React to authorization events for audit logging, analytics, or downstream notifications:
const authServer = await createMcpAuthServer({
  grantex,
  agentId: 'ag_your_server',
  scopes: ['tools:read', 'tools:execute'],
  issuer: 'https://your-mcp-server.example.com',
  hooks: {
    onTokenIssued: async (event) => {
      console.log(`Token issued for client ${event.clientId}`);
      console.log(`Scopes: ${event.scopes.join(', ')}`);
      console.log(`Grant ID: ${event.grantId}`);
      // Send to your monitoring system
    },
    onRevocation: async (jti) => {
      console.log(`Token ${jti} was revoked`);
      // Invalidate cached sessions
    },
  },
});
Combined with the Grantex audit trail, you get a complete record of who authorized what, when tokens were issued, and when access was revoked.
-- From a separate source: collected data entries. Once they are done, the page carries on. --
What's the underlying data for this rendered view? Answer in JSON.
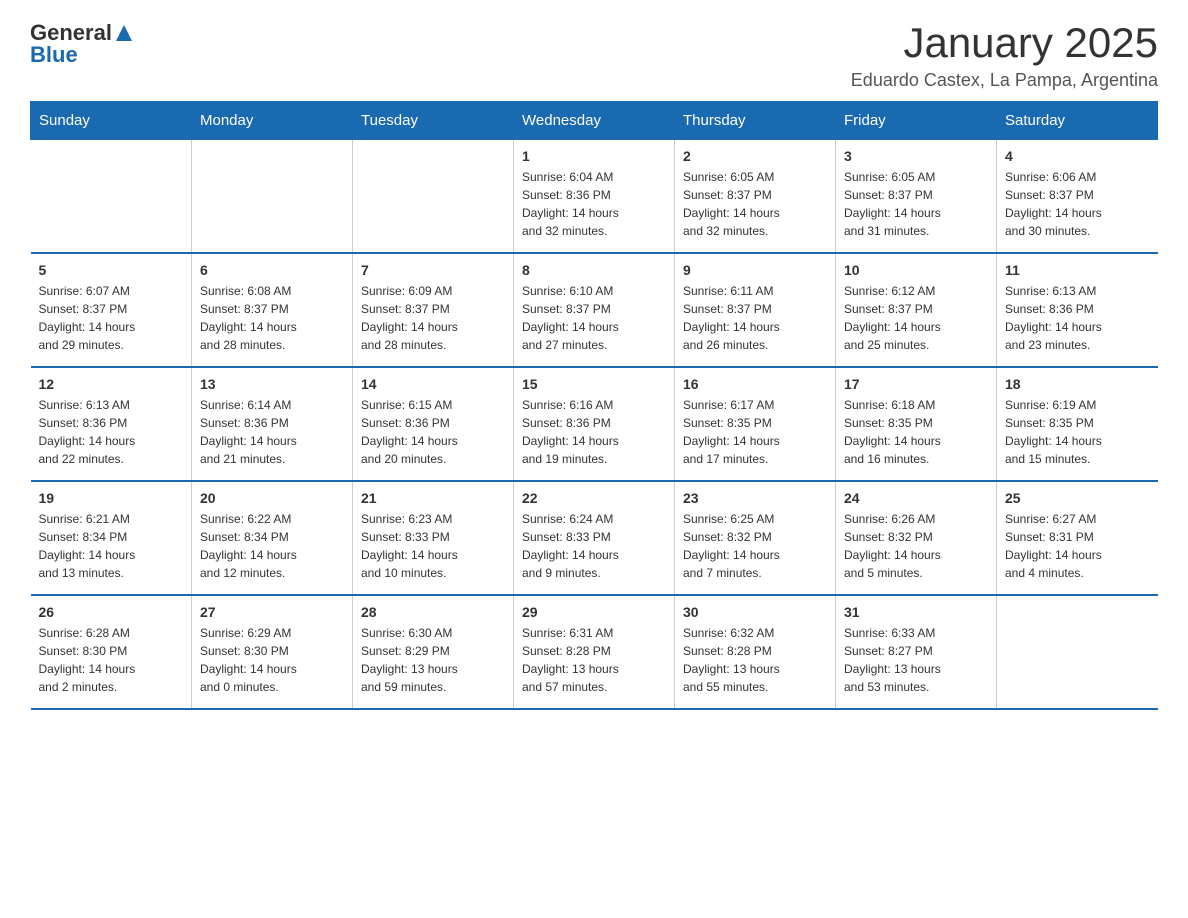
{
  "header": {
    "logo_general": "General",
    "logo_blue": "Blue",
    "month_title": "January 2025",
    "location": "Eduardo Castex, La Pampa, Argentina"
  },
  "weekdays": [
    "Sunday",
    "Monday",
    "Tuesday",
    "Wednesday",
    "Thursday",
    "Friday",
    "Saturday"
  ],
  "weeks": [
    [
      {
        "day": "",
        "info": ""
      },
      {
        "day": "",
        "info": ""
      },
      {
        "day": "",
        "info": ""
      },
      {
        "day": "1",
        "info": "Sunrise: 6:04 AM\nSunset: 8:36 PM\nDaylight: 14 hours\nand 32 minutes."
      },
      {
        "day": "2",
        "info": "Sunrise: 6:05 AM\nSunset: 8:37 PM\nDaylight: 14 hours\nand 32 minutes."
      },
      {
        "day": "3",
        "info": "Sunrise: 6:05 AM\nSunset: 8:37 PM\nDaylight: 14 hours\nand 31 minutes."
      },
      {
        "day": "4",
        "info": "Sunrise: 6:06 AM\nSunset: 8:37 PM\nDaylight: 14 hours\nand 30 minutes."
      }
    ],
    [
      {
        "day": "5",
        "info": "Sunrise: 6:07 AM\nSunset: 8:37 PM\nDaylight: 14 hours\nand 29 minutes."
      },
      {
        "day": "6",
        "info": "Sunrise: 6:08 AM\nSunset: 8:37 PM\nDaylight: 14 hours\nand 28 minutes."
      },
      {
        "day": "7",
        "info": "Sunrise: 6:09 AM\nSunset: 8:37 PM\nDaylight: 14 hours\nand 28 minutes."
      },
      {
        "day": "8",
        "info": "Sunrise: 6:10 AM\nSunset: 8:37 PM\nDaylight: 14 hours\nand 27 minutes."
      },
      {
        "day": "9",
        "info": "Sunrise: 6:11 AM\nSunset: 8:37 PM\nDaylight: 14 hours\nand 26 minutes."
      },
      {
        "day": "10",
        "info": "Sunrise: 6:12 AM\nSunset: 8:37 PM\nDaylight: 14 hours\nand 25 minutes."
      },
      {
        "day": "11",
        "info": "Sunrise: 6:13 AM\nSunset: 8:36 PM\nDaylight: 14 hours\nand 23 minutes."
      }
    ],
    [
      {
        "day": "12",
        "info": "Sunrise: 6:13 AM\nSunset: 8:36 PM\nDaylight: 14 hours\nand 22 minutes."
      },
      {
        "day": "13",
        "info": "Sunrise: 6:14 AM\nSunset: 8:36 PM\nDaylight: 14 hours\nand 21 minutes."
      },
      {
        "day": "14",
        "info": "Sunrise: 6:15 AM\nSunset: 8:36 PM\nDaylight: 14 hours\nand 20 minutes."
      },
      {
        "day": "15",
        "info": "Sunrise: 6:16 AM\nSunset: 8:36 PM\nDaylight: 14 hours\nand 19 minutes."
      },
      {
        "day": "16",
        "info": "Sunrise: 6:17 AM\nSunset: 8:35 PM\nDaylight: 14 hours\nand 17 minutes."
      },
      {
        "day": "17",
        "info": "Sunrise: 6:18 AM\nSunset: 8:35 PM\nDaylight: 14 hours\nand 16 minutes."
      },
      {
        "day": "18",
        "info": "Sunrise: 6:19 AM\nSunset: 8:35 PM\nDaylight: 14 hours\nand 15 minutes."
      }
    ],
    [
      {
        "day": "19",
        "info": "Sunrise: 6:21 AM\nSunset: 8:34 PM\nDaylight: 14 hours\nand 13 minutes."
      },
      {
        "day": "20",
        "info": "Sunrise: 6:22 AM\nSunset: 8:34 PM\nDaylight: 14 hours\nand 12 minutes."
      },
      {
        "day": "21",
        "info": "Sunrise: 6:23 AM\nSunset: 8:33 PM\nDaylight: 14 hours\nand 10 minutes."
      },
      {
        "day": "22",
        "info": "Sunrise: 6:24 AM\nSunset: 8:33 PM\nDaylight: 14 hours\nand 9 minutes."
      },
      {
        "day": "23",
        "info": "Sunrise: 6:25 AM\nSunset: 8:32 PM\nDaylight: 14 hours\nand 7 minutes."
      },
      {
        "day": "24",
        "info": "Sunrise: 6:26 AM\nSunset: 8:32 PM\nDaylight: 14 hours\nand 5 minutes."
      },
      {
        "day": "25",
        "info": "Sunrise: 6:27 AM\nSunset: 8:31 PM\nDaylight: 14 hours\nand 4 minutes."
      }
    ],
    [
      {
        "day": "26",
        "info": "Sunrise: 6:28 AM\nSunset: 8:30 PM\nDaylight: 14 hours\nand 2 minutes."
      },
      {
        "day": "27",
        "info": "Sunrise: 6:29 AM\nSunset: 8:30 PM\nDaylight: 14 hours\nand 0 minutes."
      },
      {
        "day": "28",
        "info": "Sunrise: 6:30 AM\nSunset: 8:29 PM\nDaylight: 13 hours\nand 59 minutes."
      },
      {
        "day": "29",
        "info": "Sunrise: 6:31 AM\nSunset: 8:28 PM\nDaylight: 13 hours\nand 57 minutes."
      },
      {
        "day": "30",
        "info": "Sunrise: 6:32 AM\nSunset: 8:28 PM\nDaylight: 13 hours\nand 55 minutes."
      },
      {
        "day": "31",
        "info": "Sunrise: 6:33 AM\nSunset: 8:27 PM\nDaylight: 13 hours\nand 53 minutes."
      },
      {
        "day": "",
        "info": ""
      }
    ]
  ]
}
Token Introspection and Revocation

Resource servers can validate tokens by calling the introspection endpoint directly:
curl -X POST https://your-mcp-server.example.com/introspect \
  -H "Content-Type: application/json" \
  -d '{"token": "eyJhbGciOiJSUzI1NiIs..."}'
The response includes the token’s active status, scopes, subject, expiry, and Grantex-specific claims like the agent DID and grant ID. Revoke tokens when a user logs out or an agent is deauthorized:
curl -X POST https://your-mcp-server.example.com/revoke \
  -H "Content-Type: application/json" \
  -d '{"token": "eyJhbGciOiJSUzI1NiIs..."}'
Per RFC 7009, the endpoint always returns 200 OK, even if the token was already revoked.

Managed vs Self-Hosted

@grantex/mcp-auth works in two modes:
FeatureManaged (Grantex Cloud)Self-Hosted
SetupPoint SDK at Grantex CloudPoint SDK at your infrastructure
Client StoreIn-memory (stateless, horizontal scale)Bring your own (Postgres, Redis)
Token SigningGrantex signs tokensGrantex signs (delegated)
Rate LimitingBuilt-in per-endpointBuilt-in, configurable
Audit TrailFull audit via Grantex eventsFull audit via Grantex events
Uptime SLA99.9%Your responsibility
The API is identical in both modes. Start with managed, move to self-hosted when you need it.